資本主義の流れは、英国から18世紀の中旬に始まりましたが、資本主義の
終わりも、英国から始まりました。
● 英米は体制としてはほぼ同時ですから、間を置かずして、USAが反グローバリゼーション
に転換するのは、歴史の当然の流れでしょう。13年遅れで仏も後を追いますが・・。
● 歴史の巨大な流れですから、個別の企業には圧力は加えないだろうとか、企業はメキシコで
莫大な利益を得ているから、国家も彼の企業には手加減するだろうとか、
ビッグ3に反対する政策はとらないだろうとかは、
歴史が見えていない、甘い考えです。
● 正にエマニュエル・トッドもいうように、英米は自らの造ったグローバリゼーションに疲弊して
自ら、先頭に立って反グローバリゼーションに転換したのです。
● 従って、TPPはトランプは絶対にしないのです。これでもって日本のTPP政策は梯子を
外されたと喜んでいる人もいますが、これも歴史の流れが見えないのです。
● TPPという自由貿易のチキンゲームから、USAが降りた時点で、今後の資本主義の主役≒雄が
決まったのです。勝って雄たけびを上げる、超大国日本資本主義の姿が見えます。
日本の資本主義の主役としての地位はこの時決まったのです。
● 英米は、自由貿易≒グローバリゼーションに耐えられなくなったのであり、言い換えれば、
資本主義の主役の座を降りたのです。つまり、近々資本主義が崩壊するのです。
引退した老人の行く末は、はっきりしています。
● つまり、いつ死亡してあの世に行くのかです。270年の体制を終えた資本主義のシステム
=勿論英米の寿命ですが、やがてシステムは崩壊するのです。その準備をしているのが
トランプ氏と思えばわかりやすいでしょう。資本主義に引導を渡すのです。
ゴルバチョフ大統領がソ連共産主義に引導を渡したように。
● これの上記の個別企業に対する政策が、グローバリストの恐怖と化した時が、世界的株価の
大暴落時と言えましょう。それは何時か? 今日か?年末か? それとも
彼の大統領就任時期か?
● 前にも書きましたが、USAは新高値を作ることはあると、書きましたがその通りに
USAの株価はどんどん上がっています。
● 日欧は新高値を作ることはない、とも書きましたが、現在進行形です。
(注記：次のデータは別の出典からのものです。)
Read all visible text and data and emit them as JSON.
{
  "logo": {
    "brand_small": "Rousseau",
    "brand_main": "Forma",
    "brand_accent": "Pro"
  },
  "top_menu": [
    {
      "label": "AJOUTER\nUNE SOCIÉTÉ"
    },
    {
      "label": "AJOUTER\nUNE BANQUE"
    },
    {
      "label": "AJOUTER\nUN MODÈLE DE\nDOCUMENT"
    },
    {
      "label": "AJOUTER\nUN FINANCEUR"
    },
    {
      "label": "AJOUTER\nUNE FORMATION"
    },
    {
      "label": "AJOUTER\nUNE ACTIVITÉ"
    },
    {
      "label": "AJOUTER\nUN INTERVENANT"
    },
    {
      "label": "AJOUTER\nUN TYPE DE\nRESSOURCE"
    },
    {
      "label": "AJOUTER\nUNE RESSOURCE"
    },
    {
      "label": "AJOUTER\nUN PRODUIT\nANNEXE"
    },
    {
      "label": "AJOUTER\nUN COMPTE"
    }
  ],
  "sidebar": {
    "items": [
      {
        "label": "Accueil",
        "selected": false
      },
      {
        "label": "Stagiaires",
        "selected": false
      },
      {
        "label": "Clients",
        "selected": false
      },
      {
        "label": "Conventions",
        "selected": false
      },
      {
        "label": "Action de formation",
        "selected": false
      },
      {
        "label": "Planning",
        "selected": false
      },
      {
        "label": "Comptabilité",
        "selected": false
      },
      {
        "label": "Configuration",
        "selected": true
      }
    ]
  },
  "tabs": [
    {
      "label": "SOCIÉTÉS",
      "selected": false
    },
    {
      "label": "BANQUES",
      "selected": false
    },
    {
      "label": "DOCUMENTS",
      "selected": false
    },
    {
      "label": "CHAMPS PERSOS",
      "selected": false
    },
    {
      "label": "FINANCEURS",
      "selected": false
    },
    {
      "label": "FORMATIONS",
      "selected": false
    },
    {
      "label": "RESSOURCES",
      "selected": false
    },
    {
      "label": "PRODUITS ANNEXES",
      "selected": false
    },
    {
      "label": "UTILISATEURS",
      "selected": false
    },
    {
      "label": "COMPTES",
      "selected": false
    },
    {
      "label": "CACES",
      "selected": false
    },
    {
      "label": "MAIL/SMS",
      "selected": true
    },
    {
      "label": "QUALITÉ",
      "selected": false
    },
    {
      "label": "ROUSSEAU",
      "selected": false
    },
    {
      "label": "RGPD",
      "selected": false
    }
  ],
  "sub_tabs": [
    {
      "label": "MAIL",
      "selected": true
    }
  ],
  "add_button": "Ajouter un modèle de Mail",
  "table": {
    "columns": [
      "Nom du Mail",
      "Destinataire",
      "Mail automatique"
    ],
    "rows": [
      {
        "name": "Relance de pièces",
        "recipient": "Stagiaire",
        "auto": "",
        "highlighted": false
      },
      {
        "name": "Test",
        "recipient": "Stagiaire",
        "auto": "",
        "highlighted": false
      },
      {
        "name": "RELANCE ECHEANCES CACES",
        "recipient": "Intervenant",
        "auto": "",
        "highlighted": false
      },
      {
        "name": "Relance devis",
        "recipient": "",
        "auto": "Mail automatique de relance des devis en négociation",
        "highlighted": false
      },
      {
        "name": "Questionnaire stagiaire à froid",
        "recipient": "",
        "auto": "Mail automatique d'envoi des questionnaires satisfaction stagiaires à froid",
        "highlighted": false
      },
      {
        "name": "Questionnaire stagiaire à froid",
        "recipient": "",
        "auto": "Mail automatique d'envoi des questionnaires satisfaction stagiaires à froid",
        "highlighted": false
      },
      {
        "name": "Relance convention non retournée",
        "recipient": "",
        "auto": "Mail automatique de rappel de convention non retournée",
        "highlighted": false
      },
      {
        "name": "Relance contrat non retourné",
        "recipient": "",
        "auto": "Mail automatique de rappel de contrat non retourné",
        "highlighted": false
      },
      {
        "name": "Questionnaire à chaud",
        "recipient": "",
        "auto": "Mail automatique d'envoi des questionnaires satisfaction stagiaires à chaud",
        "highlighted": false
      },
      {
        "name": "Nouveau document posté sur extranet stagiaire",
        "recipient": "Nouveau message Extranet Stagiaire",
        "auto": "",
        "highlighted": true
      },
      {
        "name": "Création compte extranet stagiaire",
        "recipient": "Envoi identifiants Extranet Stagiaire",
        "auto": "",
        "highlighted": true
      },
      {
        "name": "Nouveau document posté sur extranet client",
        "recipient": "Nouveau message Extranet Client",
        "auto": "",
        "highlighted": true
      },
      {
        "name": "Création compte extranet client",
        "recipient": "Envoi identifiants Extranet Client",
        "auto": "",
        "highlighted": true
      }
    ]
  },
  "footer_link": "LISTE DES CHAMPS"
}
新高値とは
2015年の2万円を少し超えた値です。つまり、日経は2万円前後まで上がることは
あり得るが、その後に大暴落ということです、
● そのきっかけは、トランプ氏か?、はたまた中国か? それともドイツからか?
個別の予測はむつかしいですが。やがてババ抜きゲームの最終章が来ることは
予想できます。
興味深い記事を ありがとうございます。